Cybertrust's Long sounded a note of restraint about the risk posed by the remaining problem. "It's true that this security update does not translate into Macs that are invulnerable," Long said. "However, Apple has put some things in place to assist users in detecting questionable files...there's no need to freak out about this."

Apple knows about the issue with the icons, Lehn said. He and other security researchers have alerted the Cupertino, Calif.-based company, he noted.

Apple is thankful for the feedback, Schiller said. The company recognizes that adding more validation, perhaps at a deeper level in the operating system, could help protect users of applications other than Safari, Mail and iChat.

"If the method we use works for most people most of the time and some people use some other tools and would like to have some more support for validation, we think that's good feedback we'll consider for the future," he said. "We always try to make this better and stronger."

This vulnerability has actually existed for years in Mac OS, Long said. If attackers really were targeting Mac users, numerous examples of malicious code taking advantage of the flaw would be in circulation. "In fact, that is not the case," he said. "While it can be a factor in a system being compromised, this vulnerability by itself does not justify panic."
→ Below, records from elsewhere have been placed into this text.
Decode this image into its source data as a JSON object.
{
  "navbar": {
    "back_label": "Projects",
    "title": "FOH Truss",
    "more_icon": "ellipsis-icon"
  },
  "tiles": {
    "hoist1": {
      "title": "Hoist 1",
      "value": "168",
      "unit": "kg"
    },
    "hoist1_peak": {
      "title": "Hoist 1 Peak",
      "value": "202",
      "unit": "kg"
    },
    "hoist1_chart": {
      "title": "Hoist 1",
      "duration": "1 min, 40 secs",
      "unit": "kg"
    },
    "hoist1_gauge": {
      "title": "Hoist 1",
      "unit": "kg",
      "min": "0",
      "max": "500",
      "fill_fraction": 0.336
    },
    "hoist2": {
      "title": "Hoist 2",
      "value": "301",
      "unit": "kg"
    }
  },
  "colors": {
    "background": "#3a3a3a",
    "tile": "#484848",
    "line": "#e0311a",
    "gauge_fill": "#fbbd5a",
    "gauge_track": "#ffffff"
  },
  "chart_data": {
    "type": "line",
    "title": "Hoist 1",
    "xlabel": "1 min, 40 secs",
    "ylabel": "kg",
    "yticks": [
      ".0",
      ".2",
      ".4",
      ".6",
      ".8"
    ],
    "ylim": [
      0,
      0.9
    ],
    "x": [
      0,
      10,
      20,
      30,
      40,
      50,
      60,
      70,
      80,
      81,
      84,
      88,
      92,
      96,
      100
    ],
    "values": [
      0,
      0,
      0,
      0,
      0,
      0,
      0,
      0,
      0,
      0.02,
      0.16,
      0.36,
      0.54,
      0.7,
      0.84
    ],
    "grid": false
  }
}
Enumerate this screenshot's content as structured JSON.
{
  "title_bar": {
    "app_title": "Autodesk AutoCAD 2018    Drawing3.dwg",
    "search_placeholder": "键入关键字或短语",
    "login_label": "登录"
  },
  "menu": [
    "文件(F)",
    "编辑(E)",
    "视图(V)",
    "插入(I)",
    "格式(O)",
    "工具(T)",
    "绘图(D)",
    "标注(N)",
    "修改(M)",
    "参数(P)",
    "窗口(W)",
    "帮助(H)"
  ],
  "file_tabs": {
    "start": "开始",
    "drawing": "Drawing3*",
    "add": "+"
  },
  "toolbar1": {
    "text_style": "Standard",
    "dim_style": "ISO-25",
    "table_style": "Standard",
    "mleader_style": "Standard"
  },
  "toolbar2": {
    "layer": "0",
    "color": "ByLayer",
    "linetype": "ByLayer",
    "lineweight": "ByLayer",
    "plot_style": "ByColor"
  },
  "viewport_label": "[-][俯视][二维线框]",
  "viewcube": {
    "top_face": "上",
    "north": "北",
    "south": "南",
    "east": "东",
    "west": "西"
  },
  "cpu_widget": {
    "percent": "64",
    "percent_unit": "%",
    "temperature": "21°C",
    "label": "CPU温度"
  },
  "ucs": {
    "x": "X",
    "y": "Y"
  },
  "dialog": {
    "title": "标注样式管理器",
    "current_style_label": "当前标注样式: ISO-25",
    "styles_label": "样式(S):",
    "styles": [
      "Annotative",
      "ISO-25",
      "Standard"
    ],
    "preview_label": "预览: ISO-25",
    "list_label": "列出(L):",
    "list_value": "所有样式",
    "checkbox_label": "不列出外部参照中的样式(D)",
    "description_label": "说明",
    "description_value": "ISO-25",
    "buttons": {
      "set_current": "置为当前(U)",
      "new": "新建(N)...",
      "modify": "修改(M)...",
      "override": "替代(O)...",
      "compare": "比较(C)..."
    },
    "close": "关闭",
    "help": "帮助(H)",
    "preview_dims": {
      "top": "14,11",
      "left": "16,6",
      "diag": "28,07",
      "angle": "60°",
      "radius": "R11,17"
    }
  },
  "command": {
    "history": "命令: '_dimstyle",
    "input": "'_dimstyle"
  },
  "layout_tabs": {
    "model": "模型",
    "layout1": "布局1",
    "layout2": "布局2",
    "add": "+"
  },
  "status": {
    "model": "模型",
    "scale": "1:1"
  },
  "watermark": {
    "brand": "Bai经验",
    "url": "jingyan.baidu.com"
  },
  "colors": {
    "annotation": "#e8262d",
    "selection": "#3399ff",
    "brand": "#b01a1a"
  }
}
CNET News.com reader Eric also pointed out that the problem has nagged Apple for years, yet it has not been fixed. "This vulnerability derives from the exact same flaw deep inside the OS that should have been addressed by Apple several times in the past two years," wrote Eric, who asked for his last name not to be used.

The issue is similar, Eric wrote, to problems Apple had with the security of its Widgets, or small programs that were introduced in Tiger for the Dashboard. Before a security patch in May last year, widgets would download and install without warning.

One factor that makes addressing the remaining flaw important is that people aren't always as wary as they should be online. Computer users tend to click through warnings, eager to get the promised content.

"The only thing that the update does is update Safari and Mail to provide the user a warning before downloading the file," Eric wrote. "But this message is so vague and redundant for all downloads...It's second nature for any and all users to simply click 'continue.'"

Such security issues are, of course, not exclusive to the Mac. If a user can be tricked into downloading and opening a file, that user's system can be compromised. "This is true regardless of the operating system being used. It is a universal vulnerability," Long said.